Roger Machado, identificado como o eterno lateral esquerdo daquele impressionante time do Felipão, está a 16 jogos no comando do Inter e ainda não sabe o que é perder. Venceu 10 e empatou seis. Assumiu em julho com o time em 13º lugar na tabela do Brasileirão, condição que lhe colocava como candidato ao rebaixamento. Quatro meses depois, o colorado está em terceiro lugar, alimentando uma remotíssima – quase impossível – chance de ser campeão; e com a assegurada vaga direta à Libertadores do ano que vem.
O Grêmio – por sua vez – paga um preço alto pela adoração extrema a um dos seus ídolos. Renato tornou-se uma espécie de Hitler ao combalido exército tricolor, com direito a estátua no pátio e tudo. Todos o temem. Do presidente ao mais humilde funcionário que cuida da grama do CT. A imprensa, então, nem se fala. Mesmo nos bons tempos, a crônica esportiva tratava Renato como um semi-deus. E nem assim ele poupava os repórteres. Hoje, os gremistas não suportam mais o Renato e o Renato não suporta mais trabalhar no Grêmio. E a conta chegou: agonia para fugir de um novo rebaixamento.

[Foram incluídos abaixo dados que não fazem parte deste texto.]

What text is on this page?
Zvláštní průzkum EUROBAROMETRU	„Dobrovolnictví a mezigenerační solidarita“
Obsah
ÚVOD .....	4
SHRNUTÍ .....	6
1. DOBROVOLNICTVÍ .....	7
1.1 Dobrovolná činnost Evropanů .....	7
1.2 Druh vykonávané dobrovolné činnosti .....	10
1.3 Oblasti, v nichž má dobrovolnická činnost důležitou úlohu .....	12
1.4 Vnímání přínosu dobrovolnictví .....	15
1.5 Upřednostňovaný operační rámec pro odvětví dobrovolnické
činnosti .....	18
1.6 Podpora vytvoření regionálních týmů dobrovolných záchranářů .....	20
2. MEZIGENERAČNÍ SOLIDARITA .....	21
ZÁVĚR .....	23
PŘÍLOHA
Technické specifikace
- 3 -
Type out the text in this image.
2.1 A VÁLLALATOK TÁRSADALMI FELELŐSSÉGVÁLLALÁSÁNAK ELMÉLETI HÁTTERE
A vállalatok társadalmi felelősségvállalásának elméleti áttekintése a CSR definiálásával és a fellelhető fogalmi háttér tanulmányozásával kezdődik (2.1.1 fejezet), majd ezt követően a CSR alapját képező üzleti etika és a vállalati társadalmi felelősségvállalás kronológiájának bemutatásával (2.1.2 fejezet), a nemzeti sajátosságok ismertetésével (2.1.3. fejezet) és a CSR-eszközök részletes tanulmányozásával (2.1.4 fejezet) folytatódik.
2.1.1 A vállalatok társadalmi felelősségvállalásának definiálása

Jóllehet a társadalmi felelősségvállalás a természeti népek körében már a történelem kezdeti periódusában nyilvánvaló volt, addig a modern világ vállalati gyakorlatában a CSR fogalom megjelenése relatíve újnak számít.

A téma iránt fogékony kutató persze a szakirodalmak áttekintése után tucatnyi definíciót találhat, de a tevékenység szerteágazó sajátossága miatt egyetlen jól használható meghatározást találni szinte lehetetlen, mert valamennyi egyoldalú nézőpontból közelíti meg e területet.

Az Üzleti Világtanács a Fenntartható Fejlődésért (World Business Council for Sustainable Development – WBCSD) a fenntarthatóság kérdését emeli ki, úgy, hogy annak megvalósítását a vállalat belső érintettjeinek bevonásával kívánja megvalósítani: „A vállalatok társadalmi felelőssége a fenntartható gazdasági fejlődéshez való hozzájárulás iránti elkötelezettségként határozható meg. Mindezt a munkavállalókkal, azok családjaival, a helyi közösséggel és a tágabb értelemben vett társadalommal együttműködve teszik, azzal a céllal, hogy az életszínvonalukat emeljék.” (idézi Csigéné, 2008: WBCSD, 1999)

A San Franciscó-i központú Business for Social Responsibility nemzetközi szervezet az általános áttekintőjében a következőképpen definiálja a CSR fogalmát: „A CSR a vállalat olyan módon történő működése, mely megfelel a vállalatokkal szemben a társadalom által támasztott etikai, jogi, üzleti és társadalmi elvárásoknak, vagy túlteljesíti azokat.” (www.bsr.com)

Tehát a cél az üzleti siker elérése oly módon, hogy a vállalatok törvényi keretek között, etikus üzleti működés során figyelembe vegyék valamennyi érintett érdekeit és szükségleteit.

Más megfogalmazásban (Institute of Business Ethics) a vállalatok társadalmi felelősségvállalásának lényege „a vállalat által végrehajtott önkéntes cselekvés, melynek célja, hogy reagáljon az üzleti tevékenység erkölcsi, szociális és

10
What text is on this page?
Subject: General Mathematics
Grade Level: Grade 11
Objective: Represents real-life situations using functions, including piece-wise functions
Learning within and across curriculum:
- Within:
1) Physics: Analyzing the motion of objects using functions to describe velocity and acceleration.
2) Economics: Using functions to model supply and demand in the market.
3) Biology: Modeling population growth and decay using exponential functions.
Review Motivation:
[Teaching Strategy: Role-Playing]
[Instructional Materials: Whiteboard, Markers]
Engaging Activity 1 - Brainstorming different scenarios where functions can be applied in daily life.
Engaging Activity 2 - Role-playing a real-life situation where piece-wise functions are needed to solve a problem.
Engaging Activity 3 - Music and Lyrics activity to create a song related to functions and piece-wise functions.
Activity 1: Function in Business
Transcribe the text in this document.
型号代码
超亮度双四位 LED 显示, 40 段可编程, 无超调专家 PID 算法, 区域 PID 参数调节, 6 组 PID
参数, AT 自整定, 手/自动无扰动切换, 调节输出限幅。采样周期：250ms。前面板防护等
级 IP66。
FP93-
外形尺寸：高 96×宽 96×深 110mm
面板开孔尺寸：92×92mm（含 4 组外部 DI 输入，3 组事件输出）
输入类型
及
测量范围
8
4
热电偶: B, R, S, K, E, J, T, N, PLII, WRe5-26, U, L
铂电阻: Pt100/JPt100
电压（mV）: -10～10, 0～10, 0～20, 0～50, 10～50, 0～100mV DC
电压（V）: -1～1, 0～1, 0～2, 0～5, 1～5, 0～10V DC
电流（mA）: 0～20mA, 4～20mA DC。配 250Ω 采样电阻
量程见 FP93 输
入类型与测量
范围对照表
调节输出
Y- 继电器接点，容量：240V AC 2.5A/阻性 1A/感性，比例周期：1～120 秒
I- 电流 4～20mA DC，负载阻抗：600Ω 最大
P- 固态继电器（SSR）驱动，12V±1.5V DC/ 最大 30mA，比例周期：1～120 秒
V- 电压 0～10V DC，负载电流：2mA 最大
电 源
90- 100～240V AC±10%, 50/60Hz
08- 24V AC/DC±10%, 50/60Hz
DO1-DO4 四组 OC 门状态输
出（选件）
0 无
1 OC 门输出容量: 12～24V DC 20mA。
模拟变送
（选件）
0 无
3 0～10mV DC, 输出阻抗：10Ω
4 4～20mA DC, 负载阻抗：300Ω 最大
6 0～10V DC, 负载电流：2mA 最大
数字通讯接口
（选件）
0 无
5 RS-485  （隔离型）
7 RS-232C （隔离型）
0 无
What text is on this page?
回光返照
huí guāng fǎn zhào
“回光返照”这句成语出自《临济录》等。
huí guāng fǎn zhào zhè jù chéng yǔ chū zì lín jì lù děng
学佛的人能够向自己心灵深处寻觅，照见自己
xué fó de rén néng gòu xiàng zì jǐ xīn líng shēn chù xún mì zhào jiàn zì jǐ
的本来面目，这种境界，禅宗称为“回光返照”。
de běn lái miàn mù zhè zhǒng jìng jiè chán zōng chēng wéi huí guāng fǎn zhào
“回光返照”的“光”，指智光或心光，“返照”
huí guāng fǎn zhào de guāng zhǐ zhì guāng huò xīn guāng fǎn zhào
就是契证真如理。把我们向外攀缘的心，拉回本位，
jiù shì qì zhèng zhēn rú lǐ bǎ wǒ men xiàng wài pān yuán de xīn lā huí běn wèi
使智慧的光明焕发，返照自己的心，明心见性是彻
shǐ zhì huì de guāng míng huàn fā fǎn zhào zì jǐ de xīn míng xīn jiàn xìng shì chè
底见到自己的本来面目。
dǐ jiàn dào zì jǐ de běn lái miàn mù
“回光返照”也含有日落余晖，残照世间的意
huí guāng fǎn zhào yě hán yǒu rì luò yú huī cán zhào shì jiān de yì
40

O que me preocupa enquanto cidadão que tenta conviver civilizadamente – e isso serve para torcedores de Inter, de Grêmio, de Corinthians, de Palmeiras, de Flamengo, de Boca, de River… – é a pequenez que envolve a supervalorização da desgraça alheia que na maioria das vezes extrapola o limite do tolerável. Adversários não podem ser inimigos – embora seja assim que a história retrate. Mas quando a arrogância da rivalidade atropela o reconhecimento daqueles que sabem perder é porque caminhamos a passos largos rumo ao caos, à violência, à selvageria… do corpo e da alma.
O sentimento das exaustivas e ruidosas comemorações – que no modo civilizado pode-se chamar de flauta – se refere a 2% de euforia e orgulho pelas vitórias; e 98% endereçados à desgraça do adversário, com requintes de humilhação, de desconstrução da imagem, dos seus méritos, da sua história e da sua consequente redução a pó. Infelizmente assim caminha a humanidade. Seja vestindo preto, branco, verde, vermelho ou azul.